The project will enable the design, realisation and understanding of a highly coupled oxide based phonon-magnon system. This is motivated by that all these excitations are in the thermal region.
Accordingly being able to understand and control these excitations will allow for controlling thermal excitations that may be used for all-thermal signal processing. The project will push the knowledge of phonon-magnon interactions in the chosen model systems (LFO and LSMO) so that we can tailor films to optimise the coupling between the two modes. The aim is to understand the coupling, be able to switch the system with magnetisation direction and to be able to pump magnon Bose-Einstein condensates through phonons.
• We will be the first to understand and comprehensively map out phonon-magnon interactions in a oxide system through dynamic X-PEEM, THz and ultrafast optical spectroscopy and point contact based excitation. We will do this through tuning material properties through layer by layer growth of ferromagnetic LSMO films and antiferromagnetic LFO films and nano structuring of those. The systematic approach will open up new understanding on the tunability and underlying physics of these systems.
• We will turn the coupling through growing dedicated films and structuring at the micro-nano scale to match the phonon-magnon coupling and to achieve coupling dependent on the static magnetic orientation of the active elements.
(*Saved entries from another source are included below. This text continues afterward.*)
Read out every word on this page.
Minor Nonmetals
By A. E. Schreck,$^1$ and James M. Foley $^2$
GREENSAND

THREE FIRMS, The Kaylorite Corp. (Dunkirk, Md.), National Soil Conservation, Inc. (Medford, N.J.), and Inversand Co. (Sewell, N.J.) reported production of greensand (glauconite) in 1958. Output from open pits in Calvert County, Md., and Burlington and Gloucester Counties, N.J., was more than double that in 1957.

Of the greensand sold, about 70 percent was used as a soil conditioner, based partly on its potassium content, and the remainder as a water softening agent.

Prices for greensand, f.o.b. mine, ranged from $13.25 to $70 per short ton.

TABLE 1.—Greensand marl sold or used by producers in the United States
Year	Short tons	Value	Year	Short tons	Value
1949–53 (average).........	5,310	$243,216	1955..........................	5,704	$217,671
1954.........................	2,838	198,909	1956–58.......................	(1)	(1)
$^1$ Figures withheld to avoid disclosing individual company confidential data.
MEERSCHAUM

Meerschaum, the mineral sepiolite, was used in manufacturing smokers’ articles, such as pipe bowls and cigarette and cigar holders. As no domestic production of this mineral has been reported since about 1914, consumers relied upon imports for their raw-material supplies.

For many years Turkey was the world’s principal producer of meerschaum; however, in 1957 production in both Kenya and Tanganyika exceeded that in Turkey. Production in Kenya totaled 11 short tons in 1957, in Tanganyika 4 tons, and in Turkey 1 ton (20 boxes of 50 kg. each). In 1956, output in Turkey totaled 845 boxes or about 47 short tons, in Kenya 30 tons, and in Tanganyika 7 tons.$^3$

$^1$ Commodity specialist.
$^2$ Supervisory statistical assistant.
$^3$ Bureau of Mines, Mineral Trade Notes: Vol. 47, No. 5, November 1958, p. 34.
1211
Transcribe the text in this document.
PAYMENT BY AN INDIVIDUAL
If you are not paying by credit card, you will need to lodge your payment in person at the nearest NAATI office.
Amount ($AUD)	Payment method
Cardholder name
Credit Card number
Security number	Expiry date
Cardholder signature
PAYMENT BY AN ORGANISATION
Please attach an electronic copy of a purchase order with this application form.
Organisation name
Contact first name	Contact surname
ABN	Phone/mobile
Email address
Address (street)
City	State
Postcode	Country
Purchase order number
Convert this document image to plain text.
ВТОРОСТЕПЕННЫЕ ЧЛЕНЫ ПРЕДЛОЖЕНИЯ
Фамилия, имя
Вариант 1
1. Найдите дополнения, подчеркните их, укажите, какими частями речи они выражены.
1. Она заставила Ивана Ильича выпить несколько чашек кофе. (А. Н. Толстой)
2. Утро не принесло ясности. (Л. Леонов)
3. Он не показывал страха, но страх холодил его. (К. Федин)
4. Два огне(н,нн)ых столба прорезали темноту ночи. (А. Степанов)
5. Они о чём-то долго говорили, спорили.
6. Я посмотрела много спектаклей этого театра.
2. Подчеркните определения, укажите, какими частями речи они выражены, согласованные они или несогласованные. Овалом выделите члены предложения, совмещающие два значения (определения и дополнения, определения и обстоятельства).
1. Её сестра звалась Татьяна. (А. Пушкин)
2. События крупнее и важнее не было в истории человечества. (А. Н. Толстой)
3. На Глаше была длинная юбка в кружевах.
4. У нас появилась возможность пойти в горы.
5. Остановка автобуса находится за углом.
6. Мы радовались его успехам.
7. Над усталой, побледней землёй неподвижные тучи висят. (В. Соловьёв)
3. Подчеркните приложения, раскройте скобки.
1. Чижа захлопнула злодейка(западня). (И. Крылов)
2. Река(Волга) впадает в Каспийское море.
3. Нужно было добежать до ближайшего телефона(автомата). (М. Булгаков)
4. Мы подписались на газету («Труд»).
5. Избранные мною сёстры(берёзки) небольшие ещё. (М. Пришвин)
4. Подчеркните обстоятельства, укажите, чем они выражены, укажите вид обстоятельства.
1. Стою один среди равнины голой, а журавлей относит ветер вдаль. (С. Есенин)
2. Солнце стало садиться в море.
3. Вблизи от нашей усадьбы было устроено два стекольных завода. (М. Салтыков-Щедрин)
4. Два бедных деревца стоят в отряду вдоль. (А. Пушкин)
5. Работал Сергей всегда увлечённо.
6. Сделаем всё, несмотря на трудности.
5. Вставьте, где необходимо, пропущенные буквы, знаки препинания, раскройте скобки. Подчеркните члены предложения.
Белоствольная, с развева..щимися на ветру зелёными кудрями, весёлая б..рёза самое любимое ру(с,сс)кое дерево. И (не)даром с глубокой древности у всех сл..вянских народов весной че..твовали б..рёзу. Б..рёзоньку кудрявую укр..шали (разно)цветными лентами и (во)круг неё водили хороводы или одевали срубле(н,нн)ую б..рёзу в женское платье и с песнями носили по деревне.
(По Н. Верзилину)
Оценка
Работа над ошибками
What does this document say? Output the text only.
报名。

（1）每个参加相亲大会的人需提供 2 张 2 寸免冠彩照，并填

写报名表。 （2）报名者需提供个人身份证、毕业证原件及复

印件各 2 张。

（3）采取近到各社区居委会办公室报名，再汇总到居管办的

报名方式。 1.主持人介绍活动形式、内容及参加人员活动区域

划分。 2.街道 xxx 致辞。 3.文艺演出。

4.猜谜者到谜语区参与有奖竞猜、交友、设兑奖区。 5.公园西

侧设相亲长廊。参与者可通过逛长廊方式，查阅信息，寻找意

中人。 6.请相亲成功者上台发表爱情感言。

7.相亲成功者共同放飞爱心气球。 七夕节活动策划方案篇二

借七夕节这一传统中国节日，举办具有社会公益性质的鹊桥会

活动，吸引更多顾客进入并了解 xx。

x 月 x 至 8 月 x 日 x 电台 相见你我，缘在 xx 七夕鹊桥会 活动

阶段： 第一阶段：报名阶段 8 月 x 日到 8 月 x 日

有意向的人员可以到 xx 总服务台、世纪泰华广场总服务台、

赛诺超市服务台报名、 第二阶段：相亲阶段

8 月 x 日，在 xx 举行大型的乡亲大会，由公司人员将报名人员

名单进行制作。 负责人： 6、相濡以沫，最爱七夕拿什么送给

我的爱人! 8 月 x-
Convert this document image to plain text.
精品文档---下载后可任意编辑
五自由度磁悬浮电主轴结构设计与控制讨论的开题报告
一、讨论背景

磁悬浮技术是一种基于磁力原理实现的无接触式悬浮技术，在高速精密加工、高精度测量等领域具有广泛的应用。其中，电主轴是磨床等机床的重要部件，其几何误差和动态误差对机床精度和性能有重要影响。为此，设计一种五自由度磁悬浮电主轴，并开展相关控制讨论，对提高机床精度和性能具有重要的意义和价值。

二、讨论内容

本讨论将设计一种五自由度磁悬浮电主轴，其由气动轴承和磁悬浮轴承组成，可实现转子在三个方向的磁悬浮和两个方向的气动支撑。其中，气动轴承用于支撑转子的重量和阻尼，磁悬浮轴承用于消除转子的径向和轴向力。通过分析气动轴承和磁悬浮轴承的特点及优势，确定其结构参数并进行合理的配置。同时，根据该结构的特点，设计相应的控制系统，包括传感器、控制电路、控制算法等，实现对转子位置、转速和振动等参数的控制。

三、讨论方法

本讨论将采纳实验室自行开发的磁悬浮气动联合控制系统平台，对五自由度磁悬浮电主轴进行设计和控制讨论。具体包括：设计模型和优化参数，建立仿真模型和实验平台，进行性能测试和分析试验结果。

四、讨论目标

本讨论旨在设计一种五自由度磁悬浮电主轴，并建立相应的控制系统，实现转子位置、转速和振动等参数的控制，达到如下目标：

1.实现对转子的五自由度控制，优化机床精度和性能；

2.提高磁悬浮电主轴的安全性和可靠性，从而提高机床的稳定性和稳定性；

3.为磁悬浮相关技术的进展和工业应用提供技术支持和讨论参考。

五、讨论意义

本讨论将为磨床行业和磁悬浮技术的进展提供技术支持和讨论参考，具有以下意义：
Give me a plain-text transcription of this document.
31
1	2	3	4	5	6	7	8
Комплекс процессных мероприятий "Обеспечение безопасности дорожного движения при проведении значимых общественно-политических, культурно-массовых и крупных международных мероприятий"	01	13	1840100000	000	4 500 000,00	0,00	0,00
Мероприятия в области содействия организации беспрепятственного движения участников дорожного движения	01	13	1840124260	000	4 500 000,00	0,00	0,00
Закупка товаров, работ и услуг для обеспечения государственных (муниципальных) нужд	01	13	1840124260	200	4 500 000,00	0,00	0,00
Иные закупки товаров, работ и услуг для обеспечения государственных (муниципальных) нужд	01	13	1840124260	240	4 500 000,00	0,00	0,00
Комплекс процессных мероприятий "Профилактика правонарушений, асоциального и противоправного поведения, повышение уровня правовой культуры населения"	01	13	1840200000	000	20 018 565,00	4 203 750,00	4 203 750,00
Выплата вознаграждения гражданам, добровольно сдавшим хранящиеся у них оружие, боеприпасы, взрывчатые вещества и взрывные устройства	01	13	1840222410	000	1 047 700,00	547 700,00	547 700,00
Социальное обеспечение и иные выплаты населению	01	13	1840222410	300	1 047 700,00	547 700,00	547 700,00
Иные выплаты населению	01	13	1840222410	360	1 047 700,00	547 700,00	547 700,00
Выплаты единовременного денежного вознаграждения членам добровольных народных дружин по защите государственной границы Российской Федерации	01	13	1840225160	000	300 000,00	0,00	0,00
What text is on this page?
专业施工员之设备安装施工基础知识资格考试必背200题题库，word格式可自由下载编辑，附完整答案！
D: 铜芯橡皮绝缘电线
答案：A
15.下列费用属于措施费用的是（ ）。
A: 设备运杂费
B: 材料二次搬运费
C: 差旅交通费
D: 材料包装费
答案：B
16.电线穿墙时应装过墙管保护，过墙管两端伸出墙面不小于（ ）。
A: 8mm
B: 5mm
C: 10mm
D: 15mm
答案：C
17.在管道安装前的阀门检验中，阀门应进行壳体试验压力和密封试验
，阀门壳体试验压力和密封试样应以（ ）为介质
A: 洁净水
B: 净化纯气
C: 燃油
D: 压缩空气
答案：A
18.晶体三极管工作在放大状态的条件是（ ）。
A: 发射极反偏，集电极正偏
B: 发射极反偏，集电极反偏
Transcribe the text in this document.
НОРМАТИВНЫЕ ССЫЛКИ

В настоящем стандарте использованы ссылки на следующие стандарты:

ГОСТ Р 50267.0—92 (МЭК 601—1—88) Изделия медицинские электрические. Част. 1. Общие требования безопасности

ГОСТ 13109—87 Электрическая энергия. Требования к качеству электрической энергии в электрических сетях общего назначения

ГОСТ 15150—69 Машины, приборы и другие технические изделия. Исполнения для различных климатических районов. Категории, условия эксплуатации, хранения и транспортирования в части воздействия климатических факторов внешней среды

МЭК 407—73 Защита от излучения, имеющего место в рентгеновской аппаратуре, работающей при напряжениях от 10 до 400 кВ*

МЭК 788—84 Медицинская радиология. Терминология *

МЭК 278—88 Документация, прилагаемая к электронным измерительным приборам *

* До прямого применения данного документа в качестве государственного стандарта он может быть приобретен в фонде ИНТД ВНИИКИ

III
• We will utilise up-conversion on the substrate, and high efficient point contacts pump a magnon Bose-Einstein condensate through phonons. This ability will signify a paradigm shift in the usability of such condensates, in particular for developing magnonic applications and components.
• We will develop STM-based point contact spectroscopy and improve optical probing in the THz region. This are novel new generic method for probing in THz-regime and will impact the development and our understanding of the complexity of low energy bosonic systems.